Objection! Counsel refers to facts not in evidence!
And Sen Leahy may not be an official socialist, but he is certainly a hard-left senate assassin, well-known for vindictive rhetoric unmoored to truth, who is as we speak trying mightily to lash the senate judiciary committee into pressing for another show trial in order to criminalize the totally manufactured "Gonzalez scandal".
One wonders if Sen Leahy ever reads a newspaper, anything to help him realize that the world is in a war, and that the senate ought to be concerning itself with matters beyond his personal obsessions.
He should, after all, be grateful that even a state with fewer residents than a medium-sized town in the 'normal 49' gets to have two senators, who are allowed to run rampant through a body that the nation needs to have working on matters that exist within the first order of reality (rather than the 'derived' reality of his ongoing crusade against his political opponents).
Save the Founder's Senate! Repeal the 17th Amendment!
How it's done: use bogus charges to create a court case, then use the existence of the court case as proof of "controversialness".
Anything but good-faith loyal opposition. Back-alley mugging is more like it. And they sit on their high horse about "ethics", wot freaking gall.
BD - you are a much more magnanimous man than I - I have little patience for the bboots of this country. Though I agree we need lfind a way too talk with each other.
BL- That Leahy thing is the biggest croc...gets me riled up.
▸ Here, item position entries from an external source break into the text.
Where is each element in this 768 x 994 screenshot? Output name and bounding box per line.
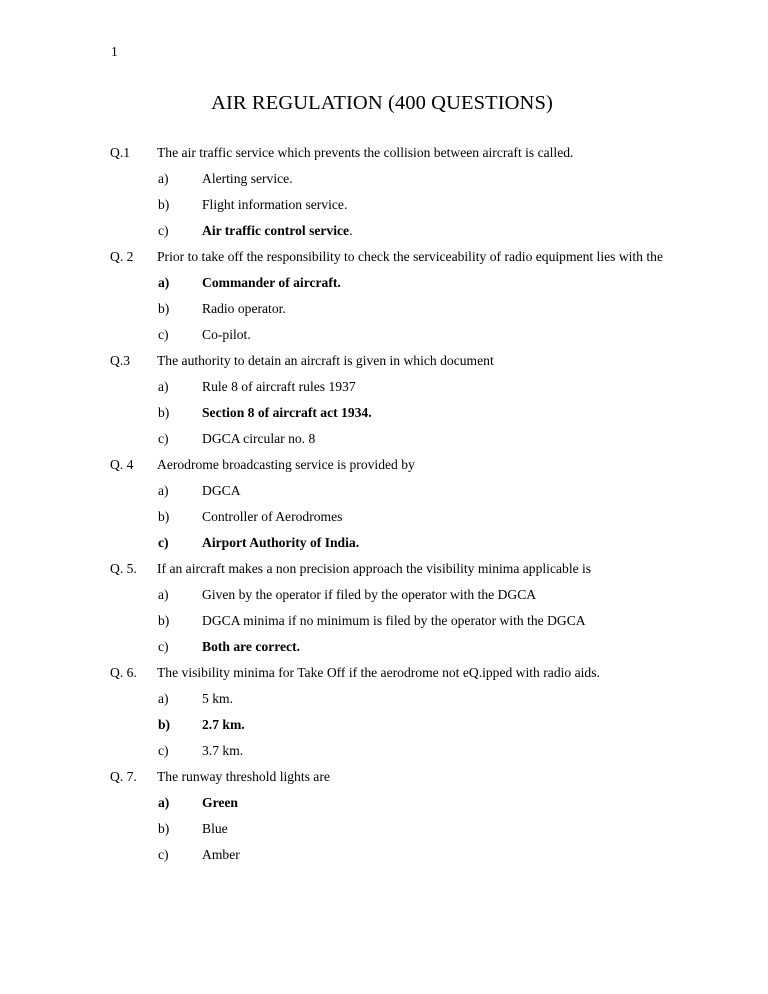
question-block bbox=[0, 348, 768, 452]
question-row bbox=[0, 764, 768, 790]
option-text-body: DGCA bbox=[202, 483, 241, 498]
question-list bbox=[0, 140, 768, 868]
question-text: Aerodrome broadcasting service is provided by bbox=[157, 457, 415, 472]
answer-option[interactable] bbox=[0, 582, 768, 608]
question-block bbox=[0, 244, 768, 348]
option-letter: c) bbox=[158, 847, 169, 862]
option-text bbox=[202, 738, 672, 764]
answer-option[interactable] bbox=[0, 790, 768, 816]
question-row bbox=[0, 452, 768, 478]
question-text: If an aircraft makes a non precision approach the visibility minima applicable is bbox=[157, 561, 592, 576]
answer-option[interactable] bbox=[0, 218, 768, 244]
question-label: Q. 2 bbox=[110, 249, 134, 264]
option-text-body: Flight information service. bbox=[202, 197, 348, 212]
option-letter: c) bbox=[158, 639, 169, 654]
question-text: The visibility minima for Take Off if the aerodrome not eQ.ipped with radio aids. bbox=[157, 665, 600, 680]
option-text-body: Green bbox=[202, 795, 238, 810]
option-letter: c) bbox=[158, 431, 169, 446]
option-letter: c) bbox=[158, 535, 169, 550]
question-text: The runway threshold lights are bbox=[157, 769, 330, 784]
answer-option[interactable] bbox=[0, 296, 768, 322]
question-row bbox=[0, 660, 768, 686]
option-text-body: Controller of Aerodromes bbox=[202, 509, 343, 524]
option-text bbox=[202, 374, 672, 400]
option-text-body: DGCA minima if no minimum is filed by the operator with the DGCA bbox=[202, 613, 586, 628]
question-block bbox=[0, 556, 768, 660]
question-text: The authority to detain an aircraft is given in which document bbox=[157, 353, 494, 368]
option-letter: b) bbox=[158, 197, 170, 212]
option-text bbox=[202, 530, 672, 556]
answer-option[interactable] bbox=[0, 504, 768, 530]
answer-option[interactable] bbox=[0, 608, 768, 634]
answer-option[interactable] bbox=[0, 270, 768, 296]
option-letter: b) bbox=[158, 717, 171, 732]
option-text-body: Co-pilot. bbox=[202, 327, 251, 342]
answer-option[interactable] bbox=[0, 478, 768, 504]
option-text bbox=[202, 582, 672, 608]
option-letter: a) bbox=[158, 275, 170, 290]
page-number: 1 bbox=[111, 44, 118, 59]
option-text bbox=[202, 426, 672, 452]
option-text bbox=[202, 192, 672, 218]
option-letter: a) bbox=[158, 379, 169, 394]
answer-option[interactable] bbox=[0, 374, 768, 400]
answer-option[interactable] bbox=[0, 426, 768, 452]
answer-option[interactable] bbox=[0, 686, 768, 712]
option-text-body: Commander of aircraft. bbox=[202, 275, 341, 290]
question-label: Q.1 bbox=[110, 145, 131, 160]
option-text-suffix: . bbox=[349, 223, 353, 238]
option-text bbox=[202, 634, 672, 660]
question-label: Q.3 bbox=[110, 353, 131, 368]
option-text bbox=[202, 322, 672, 348]
answer-option[interactable] bbox=[0, 400, 768, 426]
option-text-body: Both are correct. bbox=[202, 639, 301, 654]
option-letter: c) bbox=[158, 223, 169, 238]
option-text-body: 3.7 km. bbox=[202, 743, 244, 758]
option-letter: a) bbox=[158, 483, 169, 498]
option-text-body: Alerting service. bbox=[202, 171, 293, 186]
answer-option[interactable] bbox=[0, 712, 768, 738]
option-letter: b) bbox=[158, 613, 170, 628]
option-letter: b) bbox=[158, 405, 170, 420]
option-text-body: Radio operator. bbox=[202, 301, 286, 316]
question-block bbox=[0, 452, 768, 556]
option-text bbox=[202, 218, 672, 244]
question-label: Q. 5. bbox=[110, 561, 137, 576]
question-label: Q. 6. bbox=[110, 665, 137, 680]
option-letter: b) bbox=[158, 509, 170, 524]
answer-option[interactable] bbox=[0, 192, 768, 218]
answer-option[interactable] bbox=[0, 842, 768, 868]
option-text-body: Airport Authority of India. bbox=[202, 535, 360, 550]
option-text bbox=[202, 790, 672, 816]
answer-option[interactable] bbox=[0, 166, 768, 192]
option-letter: c) bbox=[158, 743, 169, 758]
question-block bbox=[0, 764, 768, 868]
option-letter: c) bbox=[158, 327, 169, 342]
option-letter: a) bbox=[158, 691, 169, 706]
answer-option[interactable] bbox=[0, 322, 768, 348]
question-text: The air traffic service which prevents the collision between aircraft is called. bbox=[157, 145, 574, 160]
option-text bbox=[202, 296, 672, 322]
option-letter: b) bbox=[158, 301, 170, 316]
option-text bbox=[202, 400, 672, 426]
option-letter: a) bbox=[158, 795, 170, 810]
answer-option[interactable] bbox=[0, 816, 768, 842]
answer-option[interactable] bbox=[0, 738, 768, 764]
page-title: AIR REGULATION (400 QUESTIONS) bbox=[211, 91, 553, 114]
option-text-body: DGCA circular no. 8 bbox=[202, 431, 316, 446]
question-block bbox=[0, 140, 768, 244]
question-row bbox=[0, 244, 768, 270]
option-text bbox=[202, 504, 672, 530]
option-text bbox=[202, 270, 672, 296]
option-text-body: Rule 8 of aircraft rules 1937 bbox=[202, 379, 356, 394]
option-text-body: Section 8 of aircraft act 1934. bbox=[202, 405, 372, 420]
option-text bbox=[202, 478, 672, 504]
option-text-body: Given by the operator if filed by the operator with the DGCA bbox=[202, 587, 537, 602]
option-text-body: Amber bbox=[202, 847, 240, 862]
option-text-body: Blue bbox=[202, 821, 228, 836]
option-text-body: 2.7 km. bbox=[202, 717, 245, 732]
option-text bbox=[202, 842, 672, 868]
question-text: Prior to take off the responsibility to check the serviceability of radio equipment lies with the bbox=[157, 249, 663, 264]
option-text bbox=[202, 816, 672, 842]
option-text bbox=[202, 166, 672, 192]
question-row bbox=[0, 556, 768, 582]
option-text bbox=[202, 686, 672, 712]
option-text-body: Air traffic control service bbox=[202, 223, 350, 238]
option-letter: a) bbox=[158, 587, 169, 602]
option-letter: b) bbox=[158, 821, 170, 836]
option-text bbox=[202, 712, 672, 738]
question-label: Q. 4 bbox=[110, 457, 134, 472]
question-label: Q. 7. bbox=[110, 769, 137, 784]
answer-option[interactable] bbox=[0, 530, 768, 556]
option-letter: a) bbox=[158, 171, 169, 186]
option-text-body: 5 km. bbox=[202, 691, 233, 706]
answer-option[interactable] bbox=[0, 634, 768, 660]
option-text bbox=[202, 608, 672, 634]
question-block bbox=[0, 660, 768, 764]
question-row bbox=[0, 348, 768, 374]
question-row bbox=[0, 140, 768, 166]
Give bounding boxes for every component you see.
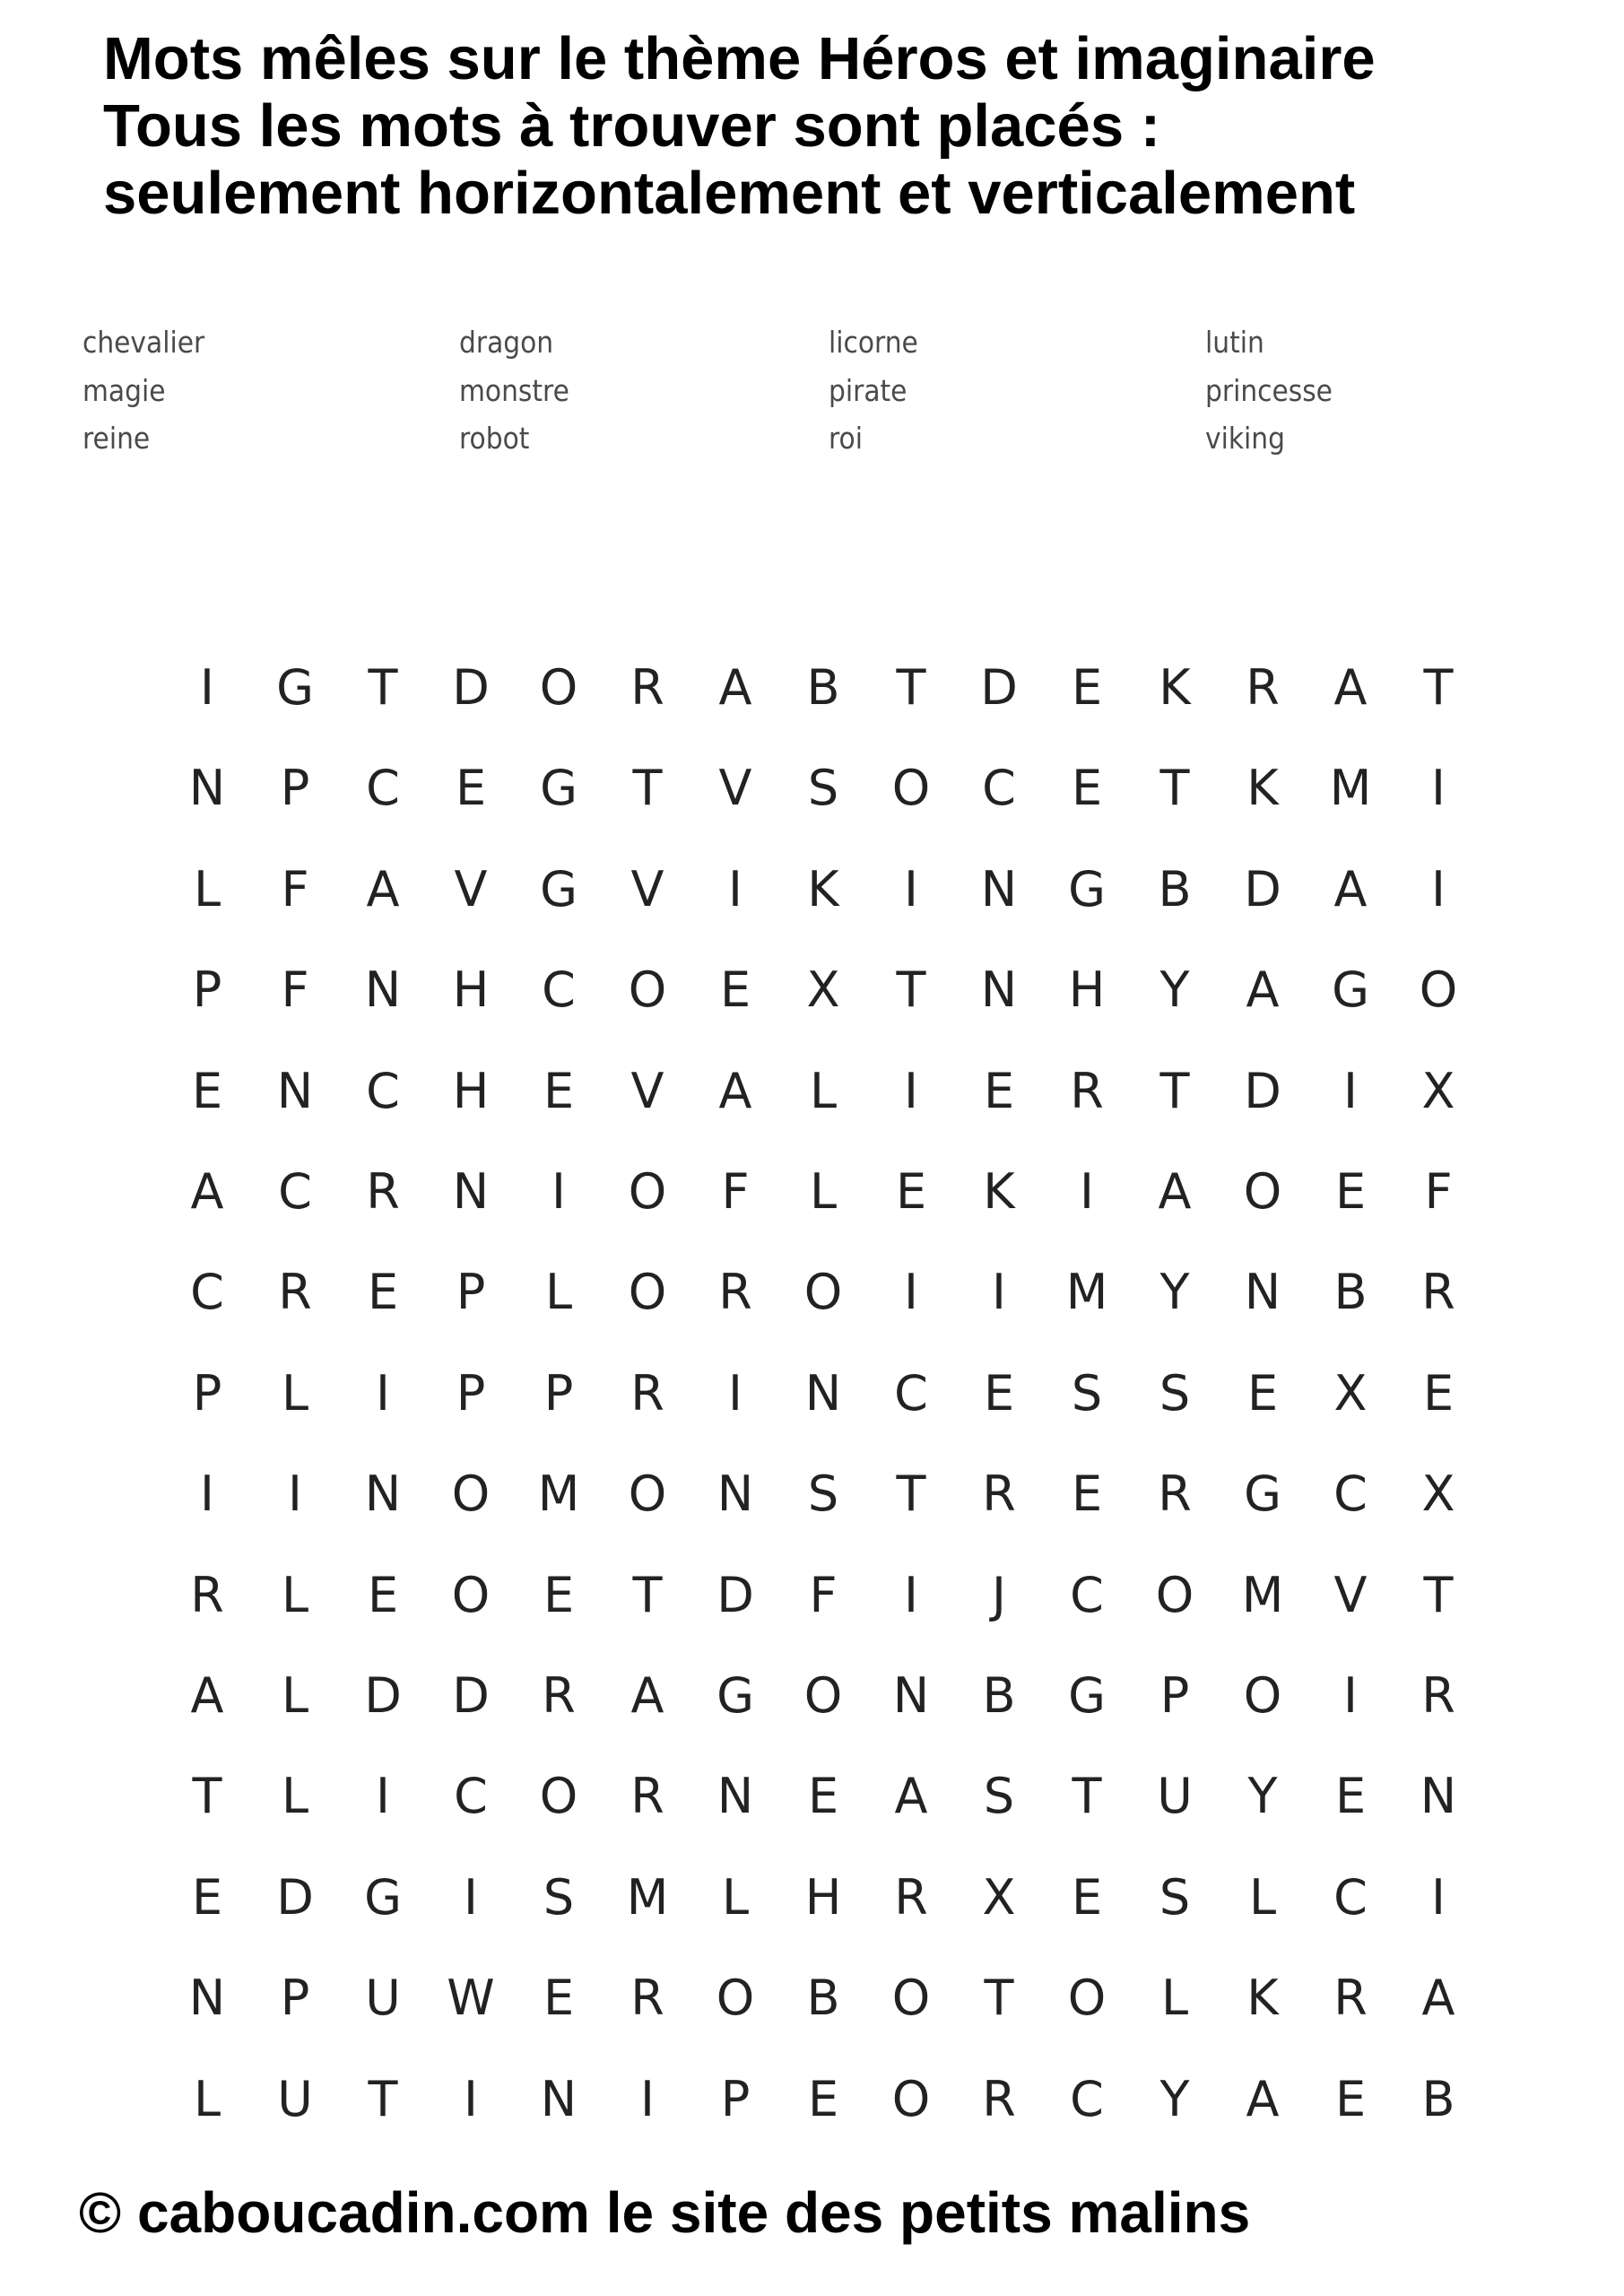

Me too, Luther--real riled up. The nerve--and we're PAYING for it--senators with staffs of hundreds, all making a 100k/yr of your hard-earned money & mine, and doing not a damn thing with it but creating trouble, 24/7. Be different if there was anything to it but dirty politics. I guess as long as we keep the money coming, there'll be people around to make mischief with it.
Up the Revolution, Buddy. Seriously though, we do need a revolution of sorts. We have drifted too far from what the Founding Fathers thought governments role should be.
They, I believe, thought that government should stay out of peoples lives-Freedom- not be there to restrict, control, and oversee our every action.